A secret blog containing the ramblings of a secret someone...
I'm pretty sure that I believe in some sort of fate. Maybe
fate, as a word, is too loaded. Serendipity? But, then, if
fate is too loaded,
serendipity is not loaded enough. What I mean to say, is that I often feel as though I'm some where, some time for a reason. To see something. To see someone. To hear something I've been needing to hear.
We went to Oprah the other day. Like, we actually
went to Oprah. Everyone wanted a new car, or at the very least, a Louis Vuitton bag. Or, Brad Pitt. We wanted Brad Pitt (well, not Brad Pitt specifically, but someone cute and famous). Instead, the show was about women who hate themselves. It was really depressing. But, I think it was almost fated. I mean, I don't
hate myself, really. But, I could definitely relate to some of the things that those women said. Especially this mom who smokes a lot. It just all hit home. And, it made me think. And, I couldn't explain it, or share how it made me feel with anyone. It was just for me.

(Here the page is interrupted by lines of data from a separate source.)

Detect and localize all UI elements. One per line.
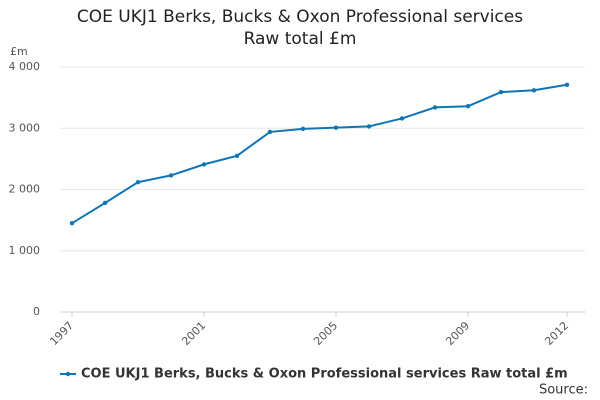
- point: [498, 89, 504, 95]
- point: [366, 124, 372, 129]
- point: [201, 162, 207, 167]
- source: Source:: [539, 383, 588, 398]
- x-tick-label: 2009: [443, 319, 472, 348]
- point: [432, 105, 438, 110]
- point: [399, 116, 405, 121]
- point: [465, 104, 471, 109]
- legend-label: COE UKJ1 Berks, Bucks & Oxon Professiona…: [81, 367, 568, 382]
- y-axis-label: £m: [10, 45, 28, 58]
- x-tick-label: 2012: [542, 319, 571, 348]
- point: [300, 126, 306, 132]
- chart-title: COE UKJ1 Berks, Bucks & Oxon Professiona…: [76, 7, 524, 49]
- point: [234, 153, 240, 159]
- point: [168, 173, 174, 178]
- y-tick-label: 1 000: [9, 244, 41, 257]
- y-tick-label: 0: [33, 305, 40, 318]
- point: [531, 88, 537, 93]
- point: [69, 220, 75, 226]
- x-tick-label: 2001: [179, 319, 208, 348]
- point: [564, 82, 570, 87]
- x-tick-label: 2005: [311, 319, 340, 348]
- y-tick-label: 3 000: [9, 121, 41, 134]
- x-tick-label: 1997: [47, 319, 76, 348]
- point: [102, 200, 108, 206]
- y-tick-label: 2 000: [9, 183, 41, 196]
- y-tick-label: 4 000: [9, 60, 41, 73]
- legend-marker: [65, 371, 71, 377]
- point: [267, 129, 273, 135]
- series-line: [71, 83, 568, 225]
- point: [333, 125, 339, 130]
- point: [135, 179, 141, 185]
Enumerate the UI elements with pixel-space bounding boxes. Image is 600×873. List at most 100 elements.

Then, on Friday, I went to this conference and happened upon a women with whom I used to work. It's this organization that I didn't keep in touch with, but should have. And she told me to send my resume.
And, today, I didn't want to babysit, but I did. And, it wasn't even my weekend, but I had switched somewhere down the line, so it became my weekend. This mom's sister was there and she asked me what I was doing when I graduated and I told her PC. And, she said all of these amazing things that made me feel so
okay about it all. It wasn't even that she said that much. It all only amounted to about 3 sentences. But it was really loaded.
This evening I was riding home from CVS and saw Juan (I only say his name because no one knows him and I can't remember what weird code name I gave him before). I never see him just walking. But, he was just walking. And, we talked. It wasn't good. It was actually bad. But, it all needed to be said.
So, I don't know if this is all meaningless. It might be that if you connect the dots you'll make a picture nonetheless. Even if a picture doesn't really belong. But, then, does it really matter? What's the big deal if the picture is purely a manifestation of arbitrarily connected dots? Thinking that things work out for a reason gives me inspiration to keep on trudging. It's not that I think there's this ultimate driving fate and the
plan cannot be changed. I believe in self-realization and self-determination and all of that. But, I also believe that it isn't always exactly as black and white as it seems. I believe in something bigger than me. Even if, ultimately, it is just
me. But, I believe that there is some side of sub-conscious me that knows more than I do. Perhaps this is getting too convoluted. Perhaps I am tired. Perhaps I've had a really strange weekend (too say the least). Whatever it is, telling myself stories makes it all seem to be okay.